When the homeless would trespass on Murphy's estate, Weaver would first scare them, then bring them in, feed them, give them $20 and take their pictures and get their names so he'd have a record to give the cops if they did it again.
Brad Elterman, Flores's partner in Buzz Foto, said he knows at least one security firm that is doing the same thing when it comes to paparazzi. The company posted pictures of photographers, along with their addresses and license plates, on its Web site. "It's a little scary," he said.
Elterman, who has been shooting celebrities since the 1970s, when the famous paparazzo Ron Gallela was his mentor, said there's a celebrity food chain in Hollywood, of which security guards are a part. "The phenomenon of celebrity is keeping these guys in business," he said.

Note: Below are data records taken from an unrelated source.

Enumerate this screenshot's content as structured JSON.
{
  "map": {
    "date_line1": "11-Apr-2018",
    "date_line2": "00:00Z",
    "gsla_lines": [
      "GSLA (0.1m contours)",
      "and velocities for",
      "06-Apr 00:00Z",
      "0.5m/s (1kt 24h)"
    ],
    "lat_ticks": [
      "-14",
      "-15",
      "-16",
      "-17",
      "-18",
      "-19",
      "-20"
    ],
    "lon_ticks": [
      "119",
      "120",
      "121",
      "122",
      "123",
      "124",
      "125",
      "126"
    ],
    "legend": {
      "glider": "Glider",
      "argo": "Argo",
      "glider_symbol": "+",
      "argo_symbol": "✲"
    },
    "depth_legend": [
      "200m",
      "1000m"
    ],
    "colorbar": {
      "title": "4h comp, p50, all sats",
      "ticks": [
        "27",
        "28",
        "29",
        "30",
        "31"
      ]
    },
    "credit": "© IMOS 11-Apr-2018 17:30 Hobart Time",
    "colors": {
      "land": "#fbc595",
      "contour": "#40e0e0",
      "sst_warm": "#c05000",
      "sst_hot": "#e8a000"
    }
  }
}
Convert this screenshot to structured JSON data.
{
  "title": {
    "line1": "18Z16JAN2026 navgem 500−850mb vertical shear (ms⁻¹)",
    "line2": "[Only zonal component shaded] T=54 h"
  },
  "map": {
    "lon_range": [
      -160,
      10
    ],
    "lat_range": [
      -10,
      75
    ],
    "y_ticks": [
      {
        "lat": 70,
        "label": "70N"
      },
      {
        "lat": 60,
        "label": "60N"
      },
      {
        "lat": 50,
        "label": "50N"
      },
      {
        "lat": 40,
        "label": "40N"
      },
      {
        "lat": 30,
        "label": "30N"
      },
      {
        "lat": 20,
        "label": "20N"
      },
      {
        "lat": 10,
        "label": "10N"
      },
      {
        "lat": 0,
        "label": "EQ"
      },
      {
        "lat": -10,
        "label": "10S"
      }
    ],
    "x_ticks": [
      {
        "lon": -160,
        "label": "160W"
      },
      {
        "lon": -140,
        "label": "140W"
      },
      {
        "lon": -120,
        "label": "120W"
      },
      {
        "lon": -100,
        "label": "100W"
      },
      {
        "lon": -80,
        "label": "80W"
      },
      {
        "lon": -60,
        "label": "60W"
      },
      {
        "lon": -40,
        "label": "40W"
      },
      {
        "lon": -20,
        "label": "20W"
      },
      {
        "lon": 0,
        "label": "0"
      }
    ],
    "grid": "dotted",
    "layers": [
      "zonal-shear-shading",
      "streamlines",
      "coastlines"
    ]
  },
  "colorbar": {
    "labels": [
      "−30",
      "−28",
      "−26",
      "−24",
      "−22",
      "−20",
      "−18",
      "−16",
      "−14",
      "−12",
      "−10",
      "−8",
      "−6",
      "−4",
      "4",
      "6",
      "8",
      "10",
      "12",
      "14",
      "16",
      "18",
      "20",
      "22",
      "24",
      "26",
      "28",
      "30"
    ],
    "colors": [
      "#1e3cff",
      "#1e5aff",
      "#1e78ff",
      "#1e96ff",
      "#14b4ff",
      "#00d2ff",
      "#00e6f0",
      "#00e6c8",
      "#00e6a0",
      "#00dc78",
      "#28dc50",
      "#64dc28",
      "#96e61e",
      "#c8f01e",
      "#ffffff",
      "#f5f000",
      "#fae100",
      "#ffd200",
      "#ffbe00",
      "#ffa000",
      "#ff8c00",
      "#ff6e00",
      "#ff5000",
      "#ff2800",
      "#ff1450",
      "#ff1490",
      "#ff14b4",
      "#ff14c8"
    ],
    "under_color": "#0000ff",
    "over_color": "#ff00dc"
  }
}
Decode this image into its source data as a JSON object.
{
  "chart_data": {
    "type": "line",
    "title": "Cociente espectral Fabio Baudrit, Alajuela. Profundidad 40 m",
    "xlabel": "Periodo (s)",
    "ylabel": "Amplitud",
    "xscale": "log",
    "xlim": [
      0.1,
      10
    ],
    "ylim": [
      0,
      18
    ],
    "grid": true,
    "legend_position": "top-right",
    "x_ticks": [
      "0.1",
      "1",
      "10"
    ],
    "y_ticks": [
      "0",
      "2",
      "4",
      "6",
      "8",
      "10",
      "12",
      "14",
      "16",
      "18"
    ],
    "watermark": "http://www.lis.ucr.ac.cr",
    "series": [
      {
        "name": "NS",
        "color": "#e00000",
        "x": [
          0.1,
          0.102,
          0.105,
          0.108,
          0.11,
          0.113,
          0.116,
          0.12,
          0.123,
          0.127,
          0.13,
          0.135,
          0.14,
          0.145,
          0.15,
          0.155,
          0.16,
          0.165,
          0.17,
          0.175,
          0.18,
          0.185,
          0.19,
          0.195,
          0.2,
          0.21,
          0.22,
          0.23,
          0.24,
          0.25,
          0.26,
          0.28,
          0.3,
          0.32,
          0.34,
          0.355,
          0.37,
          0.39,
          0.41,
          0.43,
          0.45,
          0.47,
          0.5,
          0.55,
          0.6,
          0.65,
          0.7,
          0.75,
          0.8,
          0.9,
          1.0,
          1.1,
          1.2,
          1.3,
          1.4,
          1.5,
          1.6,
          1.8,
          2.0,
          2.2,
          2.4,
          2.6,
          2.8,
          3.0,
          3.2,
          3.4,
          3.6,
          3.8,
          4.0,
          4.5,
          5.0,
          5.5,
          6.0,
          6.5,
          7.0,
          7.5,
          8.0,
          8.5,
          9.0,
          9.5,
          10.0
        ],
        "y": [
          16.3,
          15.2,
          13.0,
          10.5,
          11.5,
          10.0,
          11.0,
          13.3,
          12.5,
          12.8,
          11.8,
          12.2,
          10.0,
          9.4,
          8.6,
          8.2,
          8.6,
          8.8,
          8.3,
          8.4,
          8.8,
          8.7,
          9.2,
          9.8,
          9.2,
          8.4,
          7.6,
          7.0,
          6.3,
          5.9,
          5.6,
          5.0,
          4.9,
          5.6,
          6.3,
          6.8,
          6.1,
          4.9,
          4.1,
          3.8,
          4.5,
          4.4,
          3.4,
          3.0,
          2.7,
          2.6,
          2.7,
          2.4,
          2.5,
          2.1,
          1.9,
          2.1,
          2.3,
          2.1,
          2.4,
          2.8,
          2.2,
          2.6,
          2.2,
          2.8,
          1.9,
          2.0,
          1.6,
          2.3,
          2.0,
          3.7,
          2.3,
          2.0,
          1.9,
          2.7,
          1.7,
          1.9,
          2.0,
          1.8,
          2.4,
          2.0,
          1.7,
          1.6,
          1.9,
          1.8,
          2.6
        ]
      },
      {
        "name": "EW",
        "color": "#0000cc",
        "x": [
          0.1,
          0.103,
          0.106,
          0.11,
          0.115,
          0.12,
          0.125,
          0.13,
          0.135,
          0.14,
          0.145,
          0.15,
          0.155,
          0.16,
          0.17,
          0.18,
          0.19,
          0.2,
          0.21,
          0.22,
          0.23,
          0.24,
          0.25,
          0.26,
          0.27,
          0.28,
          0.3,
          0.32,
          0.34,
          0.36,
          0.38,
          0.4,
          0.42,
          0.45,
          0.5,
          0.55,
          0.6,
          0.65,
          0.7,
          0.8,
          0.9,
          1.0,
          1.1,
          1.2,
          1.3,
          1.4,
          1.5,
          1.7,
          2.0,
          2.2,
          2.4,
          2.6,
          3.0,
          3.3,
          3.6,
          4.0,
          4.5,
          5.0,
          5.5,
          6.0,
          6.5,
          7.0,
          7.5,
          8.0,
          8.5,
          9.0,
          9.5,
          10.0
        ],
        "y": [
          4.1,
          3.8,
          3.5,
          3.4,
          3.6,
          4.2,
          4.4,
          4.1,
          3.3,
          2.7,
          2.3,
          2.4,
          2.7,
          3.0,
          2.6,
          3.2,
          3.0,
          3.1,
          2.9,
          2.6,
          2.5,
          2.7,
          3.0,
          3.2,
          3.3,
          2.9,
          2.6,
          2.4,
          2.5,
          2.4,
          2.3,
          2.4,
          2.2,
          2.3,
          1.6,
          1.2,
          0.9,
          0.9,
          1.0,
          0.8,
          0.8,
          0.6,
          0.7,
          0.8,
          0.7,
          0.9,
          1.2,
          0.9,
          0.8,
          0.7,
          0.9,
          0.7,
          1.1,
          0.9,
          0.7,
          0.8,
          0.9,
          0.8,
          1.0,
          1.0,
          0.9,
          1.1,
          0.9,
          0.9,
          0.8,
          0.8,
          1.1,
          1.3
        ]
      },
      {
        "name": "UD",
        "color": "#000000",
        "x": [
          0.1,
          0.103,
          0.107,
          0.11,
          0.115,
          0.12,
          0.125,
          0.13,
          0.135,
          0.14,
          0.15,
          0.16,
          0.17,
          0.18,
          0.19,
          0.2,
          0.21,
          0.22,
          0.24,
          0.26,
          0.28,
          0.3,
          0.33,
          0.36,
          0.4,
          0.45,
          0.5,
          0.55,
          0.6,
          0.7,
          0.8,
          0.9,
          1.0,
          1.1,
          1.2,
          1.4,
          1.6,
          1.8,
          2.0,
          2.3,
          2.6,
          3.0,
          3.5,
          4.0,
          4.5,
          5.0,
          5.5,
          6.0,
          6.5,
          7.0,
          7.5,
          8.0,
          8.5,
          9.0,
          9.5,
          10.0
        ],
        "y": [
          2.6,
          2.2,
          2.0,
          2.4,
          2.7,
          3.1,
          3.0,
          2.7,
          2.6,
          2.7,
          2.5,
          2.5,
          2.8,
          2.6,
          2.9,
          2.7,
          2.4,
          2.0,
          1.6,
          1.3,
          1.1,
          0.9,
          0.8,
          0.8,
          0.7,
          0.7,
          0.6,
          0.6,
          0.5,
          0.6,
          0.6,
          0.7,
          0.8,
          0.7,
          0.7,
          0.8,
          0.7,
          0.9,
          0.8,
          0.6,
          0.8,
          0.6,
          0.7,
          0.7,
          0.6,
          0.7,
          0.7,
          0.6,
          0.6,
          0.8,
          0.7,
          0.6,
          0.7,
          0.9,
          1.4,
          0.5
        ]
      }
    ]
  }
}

The money and the lifestyle are also alluring, Weaver said. "There have been times you can sit back and enjoy the celebrity life. You're right in the middle," he said. "If they're eating caviar, you're eating it. You're flying on the jet with them. Sometimes you get a five-, 10-grand cash bonus."
Weaver recalled a time he was working with Sylvester Stallone in Miami. Stallone, wearing a $15,000 white suit he had just purchased, was hanging out at a bar when he turned away one woman who was making aggressive advances at him. The woman returned with a shaken coke bottle and released the contents of it all over Stallone's suit.
Stallone went to grab the woman and Weaver and another bodyguard grabbed him instead and hustled him out of the bar. Later, Stallone handed Weaver $5,000 and said, "I would have punched her and that would have cost me a million. I would rather pay you five grand," he said.
Situations like that can go right to a bodyguard's head. "You can't get caught up in that," Weaver said. "Once you do, you lose focus on your job. You're not the celebrity. You're the bodyguard."